Nas comunicações divulgadas pela reportagem, o senador se refere ao banqueiro como "irmão" e faz declarações como: "Estou e estarei contigo sempre". As conversas vazadas, de acordo com o Intercept, teriam ocorrido pouco antes da primeira prisão de Vorcaro e da intervenção no Banco Master pelo Banco Central.
"Lavagem de dinheiro, corrupção passiva, tráfico de influência e financiamento ilegal. Há indícios fortes desses quatro crimes, que precisam ser investigados, na relação entre o senador Flávio Bolsonaro e o banqueiro Daniel Vorcaro. Porque agora os nomes começam a se misturar", afirmou o líder da federação PSOL/Rede na Câmara, deputado federal Tarcísio Motta (RJ).
A líder da bancada do PCdoB, deputada Jandira Feghali (RJ), destacou que o montante de R$ 134 milhões excede significativamente o custo de produção de um filme, levantando suspeitas sobre a real finalidade do dinheiro. De forma irônica, ela comparou o orçamento de "Dark Horse", filme sobre o ex-presidente Jair Bolsonaro, com produções brasileiras premiadas recentemente, como "Ainda Estou Aqui" e "Agente Secreto".
"O "Ainda Estou Aqui" não passou de R$ 50 milhões. O "Agente Secreto" teve um orçamento de R$ 28 milhões. Qual é a biografia que tem o senhor Jair Bolsonaro para ter um filme de R$ 134 milhões? É importante que a gente também apure para onde de fato, foi esse dinheiro. Para o bolso de quem foi, nós precisamos saber", declarou.
Outro lado
Em comunicado oficial, Flávio Bolsonaro confirmou a solicitação de recursos para o financiamento do filme e a relação com Vorcaro, ressaltando, contudo, que se tratava de uma transação de âmbito privado.
"É preciso separar os inocentes dos bandidos. No nosso caso, o que aconteceu foi um filho, procurando patrocínio privado para um filme privado sobre a história do próprio pai. Zero de dinheiro público.
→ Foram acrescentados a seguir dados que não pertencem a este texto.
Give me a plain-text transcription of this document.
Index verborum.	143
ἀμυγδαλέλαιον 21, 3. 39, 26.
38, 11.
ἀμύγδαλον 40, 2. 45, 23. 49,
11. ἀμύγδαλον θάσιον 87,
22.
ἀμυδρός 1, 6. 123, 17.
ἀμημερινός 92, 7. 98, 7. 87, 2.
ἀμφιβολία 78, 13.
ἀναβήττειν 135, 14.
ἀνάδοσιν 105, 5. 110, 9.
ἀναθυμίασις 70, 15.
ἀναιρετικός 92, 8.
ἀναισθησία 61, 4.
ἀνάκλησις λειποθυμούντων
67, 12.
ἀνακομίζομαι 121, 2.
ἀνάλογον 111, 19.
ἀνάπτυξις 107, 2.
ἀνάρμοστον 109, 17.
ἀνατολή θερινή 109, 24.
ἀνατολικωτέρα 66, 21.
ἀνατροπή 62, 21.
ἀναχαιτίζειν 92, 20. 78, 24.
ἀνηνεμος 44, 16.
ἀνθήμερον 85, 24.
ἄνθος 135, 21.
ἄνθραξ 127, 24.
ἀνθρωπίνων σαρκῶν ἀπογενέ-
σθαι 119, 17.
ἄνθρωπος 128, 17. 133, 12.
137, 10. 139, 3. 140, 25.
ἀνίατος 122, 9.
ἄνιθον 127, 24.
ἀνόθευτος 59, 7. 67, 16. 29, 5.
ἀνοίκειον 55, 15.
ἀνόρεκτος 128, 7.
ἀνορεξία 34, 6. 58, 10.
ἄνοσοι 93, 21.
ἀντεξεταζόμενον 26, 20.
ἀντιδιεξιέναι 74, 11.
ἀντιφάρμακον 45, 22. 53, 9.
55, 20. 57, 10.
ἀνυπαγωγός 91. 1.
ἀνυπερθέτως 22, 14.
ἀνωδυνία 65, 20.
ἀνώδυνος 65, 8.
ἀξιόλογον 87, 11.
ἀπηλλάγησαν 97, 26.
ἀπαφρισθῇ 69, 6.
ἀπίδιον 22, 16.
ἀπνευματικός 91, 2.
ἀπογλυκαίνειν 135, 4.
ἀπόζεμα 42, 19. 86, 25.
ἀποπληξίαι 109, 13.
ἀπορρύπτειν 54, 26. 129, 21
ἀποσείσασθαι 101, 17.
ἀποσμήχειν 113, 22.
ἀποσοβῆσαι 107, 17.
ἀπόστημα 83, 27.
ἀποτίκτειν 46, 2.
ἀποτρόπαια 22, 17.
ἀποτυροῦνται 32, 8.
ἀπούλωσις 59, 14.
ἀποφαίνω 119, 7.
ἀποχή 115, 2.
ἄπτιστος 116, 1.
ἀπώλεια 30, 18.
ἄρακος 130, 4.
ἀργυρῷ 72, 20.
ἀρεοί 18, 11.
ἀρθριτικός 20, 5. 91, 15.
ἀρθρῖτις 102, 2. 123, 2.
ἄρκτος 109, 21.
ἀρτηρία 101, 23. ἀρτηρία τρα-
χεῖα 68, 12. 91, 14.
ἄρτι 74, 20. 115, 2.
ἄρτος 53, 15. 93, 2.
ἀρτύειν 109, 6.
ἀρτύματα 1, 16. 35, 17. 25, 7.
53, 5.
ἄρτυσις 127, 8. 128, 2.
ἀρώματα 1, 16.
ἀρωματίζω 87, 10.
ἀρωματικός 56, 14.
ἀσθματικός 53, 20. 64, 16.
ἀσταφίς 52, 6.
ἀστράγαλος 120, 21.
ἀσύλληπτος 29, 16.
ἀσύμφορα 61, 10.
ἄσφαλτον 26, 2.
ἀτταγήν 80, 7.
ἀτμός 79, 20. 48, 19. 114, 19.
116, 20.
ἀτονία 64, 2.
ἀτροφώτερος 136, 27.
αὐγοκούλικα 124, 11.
Zero de lei Rouanet", declarou.
Flávio Bolsonaro informou que conheceu Daniel Vorcaro em dezembro de 2024, após o término do governo Bolsonaro e antes de quaisquer acusações ou suspeitas públicas contra o banqueiro.
"O contato é retomado quando há atraso no pagamento das parcelas de patrocínio necessárias para a conclusão do filme", explicou o parlamentar em sua manifestação.
Na mesma nota, Flávio Bolsonaro negou ter acordado qualquer tipo de benefício indevido na negociação com o banqueiro.
"Não ofereci vantagens em troca. Não promovi encontros privados fora da agenda. Não intermediei negócios com o governo. Não recebi dinheiro ou qualquer vantagem. Isso é muito diferente das relações espúrias do governo Lula e seus representantes com Vorcaro", concluiu.